Chapter two
A/N: again, I don't really care about the quality of writing here. 😂 uploading onto Wattpad is nothing but some kind of motivation for me. Plus, nobody cares so yeah. I'm serious about this work, but meh, first drafts are meant to be awful and a test run anyway.
I went to work, as usual. I shoved my thoughts about Charlotte into the dark corners of my mind, wanting nothing more than to focus. Focus, I told myself, as I hit my head with my palm, looking in the mirror.
The thoughts ran around, circling like a shark on its prey. The cellphone call before Charlotte jumped over the bridge. The question. Diana's words. My growing sense of failure. The burn marks on my back.
I closed my eyes, took a deep breath before placing the last touches of makeup. Looks are everything, my mother once said. It had to be perfect, with the right amount that hit the right notes of perfection. I scowled at the uneven blushes on my face. I itched to redo the makeup all over again, but I was running out of time.
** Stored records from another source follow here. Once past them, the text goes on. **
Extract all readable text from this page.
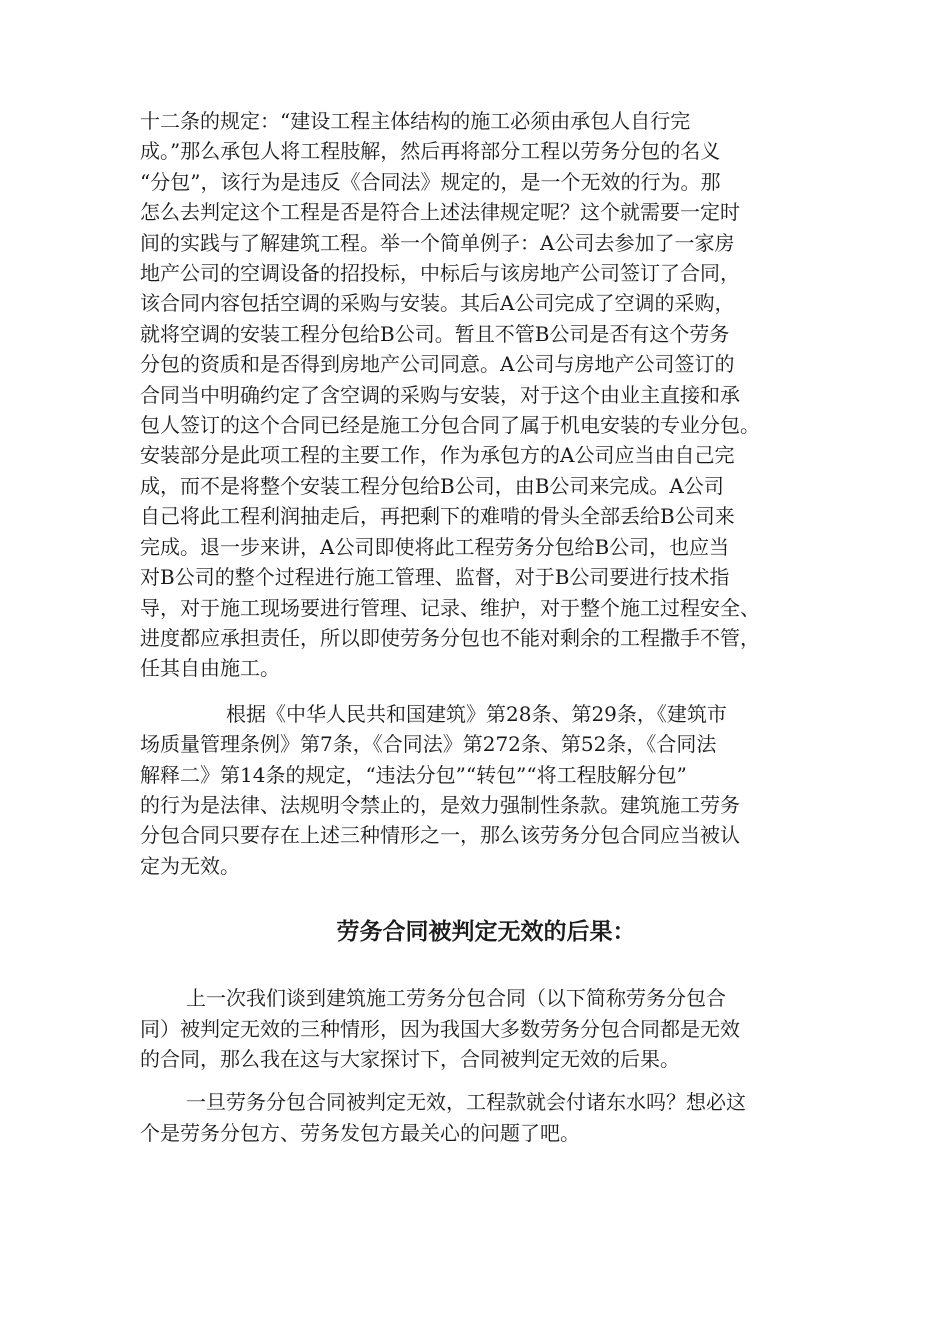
十二条的规定：“建设工程主体结构的施工必须由承包人自行完
成。”那么承包人将工程肢解，然后再将部分工程以劳务分包的名义
“分包”，该行为是违反《合同法》规定的，是一个无效的行为。那
怎么去判定这个工程是否是符合上述法律规定呢？这个就需要一定时
间的实践与了解建筑工程。举一个简单例子：A公司去参加了一家房
地产公司的空调设备的招投标，中标后与该房地产公司签订了合同，
该合同内容包括空调的采购与安装。其后A公司完成了空调的采购，
就将空调的安装工程分包给B公司。暂且不管B公司是否有这个劳务
分包的资质和是否得到房地产公司同意。A公司与房地产公司签订的
合同当中明确约定了含空调的采购与安装，对于这个由业主直接和承
包人签订的这个合同已经是施工分包合同了属于机电安装的专业分包。
安装部分是此项工程的主要工作，作为承包方的A公司应当由自己完
成，而不是将整个安装工程分包给B公司，由B公司来完成。A公司
自己将此工程利润抽走后，再把剩下的难啃的骨头全部丢给B公司来
完成。退一步来讲，A公司即使将此工程劳务分包给B公司，也应当
对B公司的整个过程进行施工管理、监督，对于B公司要进行技术指
导，对于施工现场要进行管理、记录、维护，对于整个施工过程安全、
进度都应承担责任，所以即使劳务分包也不能对剩余的工程撒手不管，
任其自由施工。
根据《中华人民共和国建筑》第28条、第29条，《建筑市
场质量管理条例》第7条，《合同法》第272条、第52条，《合同法
解释二》第14条的规定，“违法分包”“转包”“将工程肢解分包”
的行为是法律、法规明令禁止的，是效力强制性条款。建筑施工劳务
分包合同只要存在上述三种情形之一，那么该劳务分包合同应当被认
定为无效。
劳务合同被判定无效的后果：
上一次我们谈到建筑施工劳务分包合同（以下简称劳务分包合
同）被判定无效的三种情形，因为我国大多数劳务分包合同都是无效
的合同，那么我在这与大家探讨下，合同被判定无效的后果。
一旦劳务分包合同被判定无效，工程款就会付诸东水吗？想必这
个是劳务分包方、劳务发包方最关心的问题了吧。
Trying to ignore the gnawing feeling at the small imperfection, I quickly brought out my high heels and walked out of the apartment complex, to the parking lot. Driving out as fast as I could without looking like a mad man, I got out to work, eyeing at the time.
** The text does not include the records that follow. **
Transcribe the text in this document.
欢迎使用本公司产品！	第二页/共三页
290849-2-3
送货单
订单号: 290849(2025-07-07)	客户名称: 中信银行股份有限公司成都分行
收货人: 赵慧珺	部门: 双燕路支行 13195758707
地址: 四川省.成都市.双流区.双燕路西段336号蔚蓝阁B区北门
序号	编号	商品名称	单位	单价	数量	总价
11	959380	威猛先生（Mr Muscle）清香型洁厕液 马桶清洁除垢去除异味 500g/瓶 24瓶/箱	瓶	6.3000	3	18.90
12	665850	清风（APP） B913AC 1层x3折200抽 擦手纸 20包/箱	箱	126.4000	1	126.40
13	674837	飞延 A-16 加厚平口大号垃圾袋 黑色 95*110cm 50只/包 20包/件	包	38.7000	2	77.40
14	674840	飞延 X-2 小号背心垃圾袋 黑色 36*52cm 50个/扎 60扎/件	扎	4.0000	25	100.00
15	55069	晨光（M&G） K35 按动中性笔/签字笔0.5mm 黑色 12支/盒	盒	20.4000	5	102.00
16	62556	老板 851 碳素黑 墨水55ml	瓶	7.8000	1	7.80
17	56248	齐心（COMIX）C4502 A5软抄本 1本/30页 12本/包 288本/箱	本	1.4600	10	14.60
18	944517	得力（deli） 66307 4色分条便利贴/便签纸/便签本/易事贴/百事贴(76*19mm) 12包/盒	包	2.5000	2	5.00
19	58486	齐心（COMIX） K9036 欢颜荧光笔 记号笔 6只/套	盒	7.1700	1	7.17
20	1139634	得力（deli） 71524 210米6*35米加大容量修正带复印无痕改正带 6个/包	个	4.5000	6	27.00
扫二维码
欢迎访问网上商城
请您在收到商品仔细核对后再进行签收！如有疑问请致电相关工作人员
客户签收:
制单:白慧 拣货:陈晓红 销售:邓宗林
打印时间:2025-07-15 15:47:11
I was a little ashamed of myself for waking up later than usual and a bit more ashamed of myself to know the real reason for that—a part of me doesn't want to face reality.
But I stilled myself, made sure the rest of me protested as much as I could. I'd gotten good at ignoring what's not needed and focus on what's pertinent.
Charlotte may had been my friend, but I had grieved enough during the funeral.
Driving into the office complex parking lot, I took a breath, breathing as I exhaled and felt my heartbeat slow down. I shoved everything residue—the feelings, the haunting thoughts, the gnawing guilt. Don't give attention to things that won't help you, I thought to myself. Feelings were good motivation, but these feelings weren't. And right now they were frankly useless and disturbing me.
Yeah, don't think about things that would disrupt your day. Don't.
I nodded. Then got out of the car. With my posture straight and my blank face, I was ready to face the remaining day.
Or at least I try to convince myself that I was strong enough to do so.